The first situation we may find ourselves in is that other people are happy. The appropriate response is to be happy for them, by cultivating maitri or loving kindness or friendliness. As with most teachings, it is easier said than done. I remember one time when I joined a raffle, the winner’s name was called out. My reaction was not to be happy for this person. Instead, my thought was “why not me?” It does happen that when others are happy, we are jealous or envious, we compare or complain. It’s because we have this misunderstanding that when someone is happy, it takes away from us.
Maitri is like a muscle we need to keep using to strengthen it. We start where we are, and we practice. Think of someone you know who is happy right now, and allow yourself to touch that gentle part of yourself that is capable of feeling this joy sympathetically. It’s interesting that when it comes to the word sympathy or empathy, we often associate it with difficulties and challenges and hard times. But for this sympathy or empathy to be complete, we must also learn to feel as others feel when their feelings are joy and happiness. Now, think of everyone you know who are happy, and see if you can expand this practice of sympathetic joy, and you allow yourself to partake in that joy. We may begin to understand and even experience on a very physical level that happiness does not have to be personal. It is not necessary for something to happen to us for us to feel bliss and elation, we can generate the same feelings even if good things happened to someone else. Further expand this practice and think of everyone in the world who is happy, imagine that you are including everyone you do not know and will never meet, and you are also still able to generate that loving kindness towards them. Let your practice be so expansive that you are happy for everyone in the world who is happy.
Through practice, we let go of the mistaken notion that happiness works like a pie; that if someone is happy, our share of happiness gets smaller. Through practice, we understand that when happiness is shared, it multiplies. Through practice, we experience that when we are happy for others who are happy, we retain the serenity of our mind.
The other day, I was crossing the street at a pedestrian lane when the stoplight turned red. I was one literal step away from the sidewalk then. The driver of the car in front of me grew impatient very quickly, and they honked in an angry way. I thought to myself, It was just one step. How impatient can one be? Geez, this person needs to practice yoga. And then I realize in my judgment that I too was impatient. I crossed the street when the stoplight was blinking, with only a few seconds left. I also was unwilling to wait. I too was in a hurry.
This culture of rush permeates us, so much so that in our everyday lives, we do not even notice that we rush from one thing to the other, one place to the next. This is why those of us who are new to meditation cannot stand sitting still. We want to get out of that moment right away. This is why our mind reacts violently when we are in a challenging yoga pose. We have our concept of time all distorted. That is our starting point.
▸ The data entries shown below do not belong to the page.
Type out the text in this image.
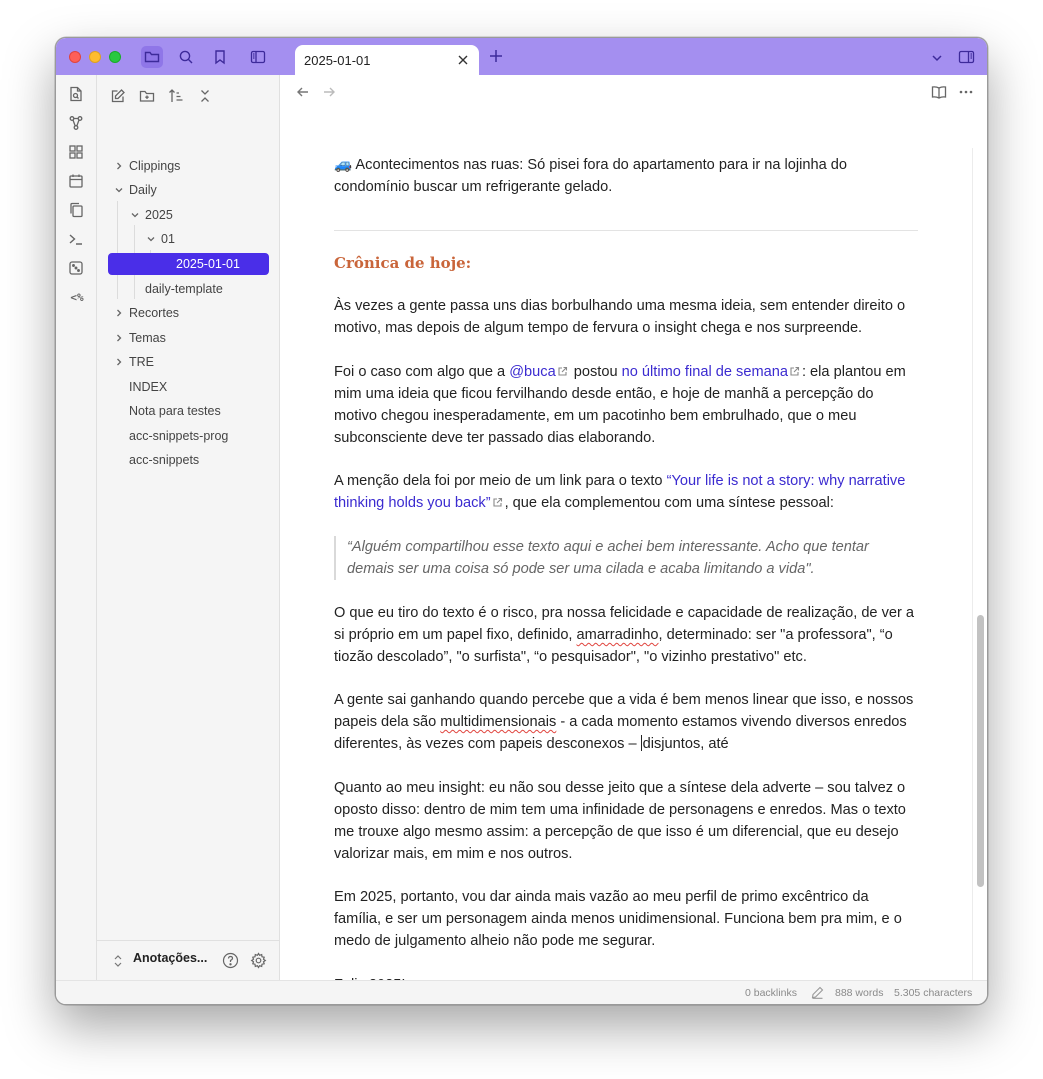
2025-01-01
<%
Clippings
Daily
2025
01
2025-01-01
daily-template
Recortes
Temas
TRE
INDEX
Nota para testes
acc-snippets-prog
acc-snippets
Anotações...

🚙 Acontecimentos nas ruas: Só pisei fora do apartamento para ir na lojinha do condomínio buscar um refrigerante gelado.

Crônica de hoje:

Às vezes a gente passa uns dias borbulhando uma mesma ideia, sem entender direito o motivo, mas depois de algum tempo de fervura o insight chega e nos surpreende.

Foi o caso com algo que a @buca postou no último final de semana : ela plantou em mim uma ideia que ficou fervilhando desde então, e hoje de manhã a percepção do motivo chegou inesperadamente, em um pacotinho bem embrulhado, que o meu subconsciente deve ter passado dias elaborando.

A menção dela foi por meio de um link para o texto “Your life is not a story: why narrative thinking holds you back” , que ela complementou com uma síntese pessoal:

“Alguém compartilhou esse texto aqui e achei bem interessante. Acho que tentar demais ser uma coisa só pode ser uma cilada e acaba limitando a vida".

O que eu tiro do texto é o risco, pra nossa felicidade e capacidade de realização, de ver a si próprio em um papel fixo, definido, amarradinho, determinado: ser "a professora", “o tiozão descolado”, "o surfista", “o pesquisador", "o vizinho prestativo" etc.

A gente sai ganhando quando percebe que a vida é bem menos linear que isso, e nossos papeis dela são multidimensionais - a cada momento estamos vivendo diversos enredos diferentes, às vezes com papeis desconexos – disjuntos, até

Quanto ao meu insight: eu não sou desse jeito que a síntese dela adverte – sou talvez o oposto disso: dentro de mim tem uma infinidade de personagens e enredos. Mas o texto me trouxe algo mesmo assim: a percepção de que isso é um diferencial, que eu desejo valorizar mais, em mim e nos outros.

Em 2025, portanto, vou dar ainda mais vazão ao meu perfil de primo excêntrico da família, e ser um personagem ainda menos unidimensional. Funciona bem pra mim, e o medo de julgamento alheio não pode me segurar.

0 backlinks	888 words 5.305 characters
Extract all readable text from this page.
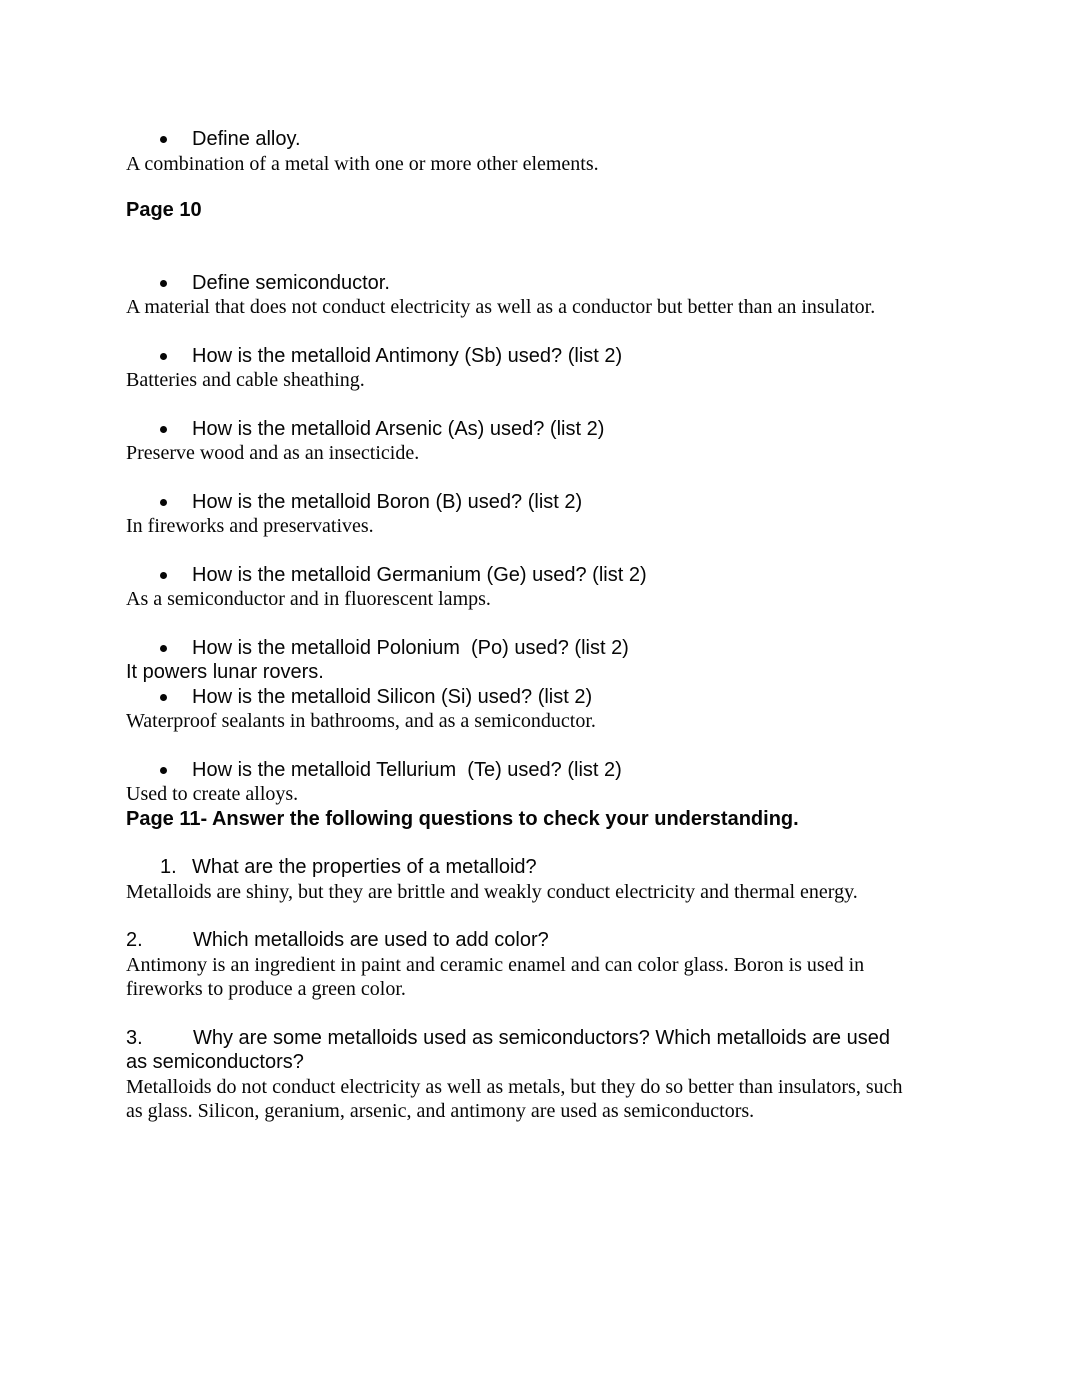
Define alloy.
A combination of a metal with one or more other elements.
Page 10
Define semiconductor.
A material that does not conduct electricity as well as a conductor but better than an insulator.
How is the metalloid Antimony (Sb) used? (list 2)
Batteries and cable sheathing.
How is the metalloid Arsenic (As) used? (list 2)
Preserve wood and as an insecticide.
How is the metalloid Boron (B) used? (list 2)
In fireworks and preservatives.
How is the metalloid Germanium (Ge) used? (list 2)
As a semiconductor and in fluorescent lamps.
How is the metalloid Polonium  (Po) used? (list 2)
It powers lunar rovers.
How is the metalloid Silicon (Si) used? (list 2)
Waterproof sealants in bathrooms, and as a semiconductor.
How is the metalloid Tellurium  (Te) used? (list 2)
Used to create alloys.
Page 11- Answer the following questions to check your understanding.
1. What are the properties of a metalloid?
Metalloids are shiny, but they are brittle and weakly conduct electricity and thermal energy.
2.	Which metalloids are used to add color?
Antimony is an ingredient in paint and ceramic enamel and can color glass. Boron is used in
fireworks to produce a green color.
3.	Why are some metalloids used as semiconductors? Which metalloids are used
as semiconductors?
Metalloids do not conduct electricity as well as metals, but they do so better than insulators, such
as glass. Silicon, geranium, arsenic, and antimony are used as semiconductors.
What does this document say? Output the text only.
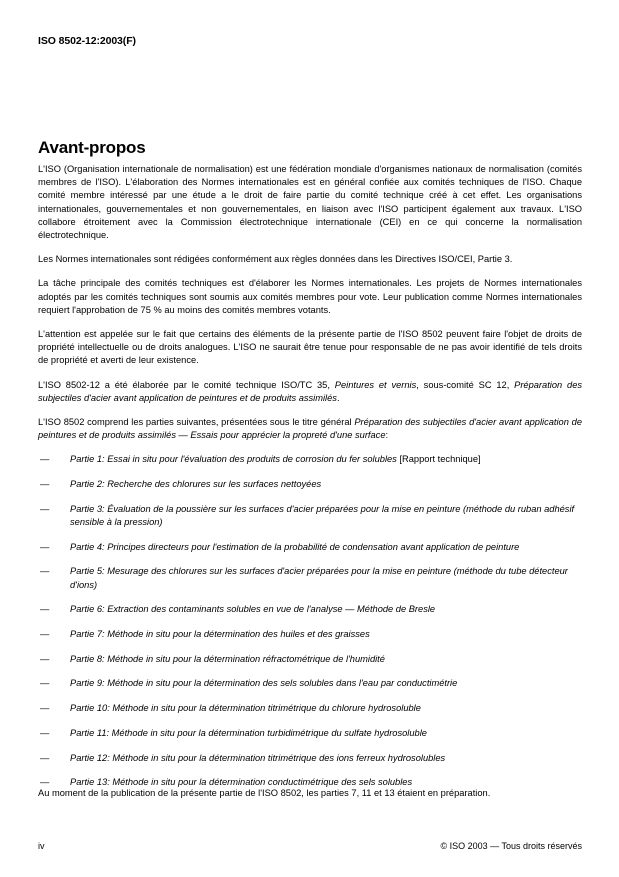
ISO 8502-12:2003(F)
Avant-propos

L'ISO (Organisation internationale de normalisation) est une fédération mondiale d'organismes nationaux de normalisation (comités membres de l'ISO). L'élaboration des Normes internationales est en général confiée aux comités techniques de l'ISO. Chaque comité membre intéressé par une étude a le droit de faire partie du comité technique créé à cet effet. Les organisations internationales, gouvernementales et non gouvernementales, en liaison avec l'ISO participent également aux travaux. L'ISO collabore étroitement avec la Commission électrotechnique internationale (CEI) en ce qui concerne la normalisation électrotechnique.

Les Normes internationales sont rédigées conformément aux règles données dans les Directives ISO/CEI, Partie 3.

La tâche principale des comités techniques est d'élaborer les Normes internationales. Les projets de Normes internationales adoptés par les comités techniques sont soumis aux comités membres pour vote. Leur publication comme Normes internationales requiert l'approbation de 75 % au moins des comités membres votants.

L'attention est appelée sur le fait que certains des éléments de la présente partie de l'ISO 8502 peuvent faire l'objet de droits de propriété intellectuelle ou de droits analogues. L'ISO ne saurait être tenue pour responsable de ne pas avoir identifié de tels droits de propriété et averti de leur existence.

L'ISO 8502-12 a été élaborée par le comité technique ISO/TC 35, Peintures et vernis, sous-comité SC 12, Préparation des subjectiles d'acier avant application de peintures et de produits assimilés.

L'ISO 8502 comprend les parties suivantes, présentées sous le titre général Préparation des subjectiles d'acier avant application de peintures et de produits assimilés — Essais pour apprécier la propreté d'une surface:

— Partie 1: Essai in situ pour l'évaluation des produits de corrosion du fer solubles [Rapport technique]
— Partie 2: Recherche des chlorures sur les surfaces nettoyées
— Partie 3: Évaluation de la poussière sur les surfaces d'acier préparées pour la mise en peinture (méthode du ruban adhésif sensible à la pression)
— Partie 4: Principes directeurs pour l'estimation de la probabilité de condensation avant application de peinture
— Partie 5: Mesurage des chlorures sur les surfaces d'acier préparées pour la mise en peinture (méthode du tube détecteur d'ions)
— Partie 6: Extraction des contaminants solubles en vue de l'analyse — Méthode de Bresle
— Partie 7: Méthode in situ pour la détermination des huiles et des graisses
— Partie 8: Méthode in situ pour la détermination réfractométrique de l'humidité
— Partie 9: Méthode in situ pour la détermination des sels solubles dans l'eau par conductimétrie
— Partie 10: Méthode in situ pour la détermination titrimétrique du chlorure hydrosoluble
— Partie 11: Méthode in situ pour la détermination turbidimétrique du sulfate hydrosoluble
— Partie 12: Méthode in situ pour la détermination titrimétrique des ions ferreux hydrosolubles
— Partie 13: Méthode in situ pour la détermination conductimétrique des sels solubles
Au moment de la publication de la présente partie de l'ISO 8502, les parties 7, 11 et 13 étaient en préparation.
iv	© ISO 2003 — Tous droits réservés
Begin to include practices of slowing down. We can start small. We can start, say, by eating slowly. Before eating, we think of where our food came from, whether its origins were kind or violent, whether it helps sustain the environment or destroys it, whether it nourishes us or further starves us of nutrients. We can also practice yoga slowly. Instead of thinking of a particular pose as the goal, we befriend our body, we feel at home in it, we seek refuge in it.
At a time when rushing is the norm, taking things slow becomes rebellious. Conscious living becomes an act of defiance. Moving intentionally becomes radical. Break down this culture of rushing by patiently moving, and let us be kinder to ourselves and others in the process of cultivating this awareness.
There's an African saying that goes like this: Times are urgent, let us slow down. It may seem counter-intuitive as we face life's urgent problems. All over the world, many democracies and freedoms are threatened, are we supposed to slow down? The threat of climate change is dawning upon us and the window of opportunity to take action is small, are we supposed to slow down? The new coronavirus is a pandemic predicted to be uncontainable, are we supposed to slow down?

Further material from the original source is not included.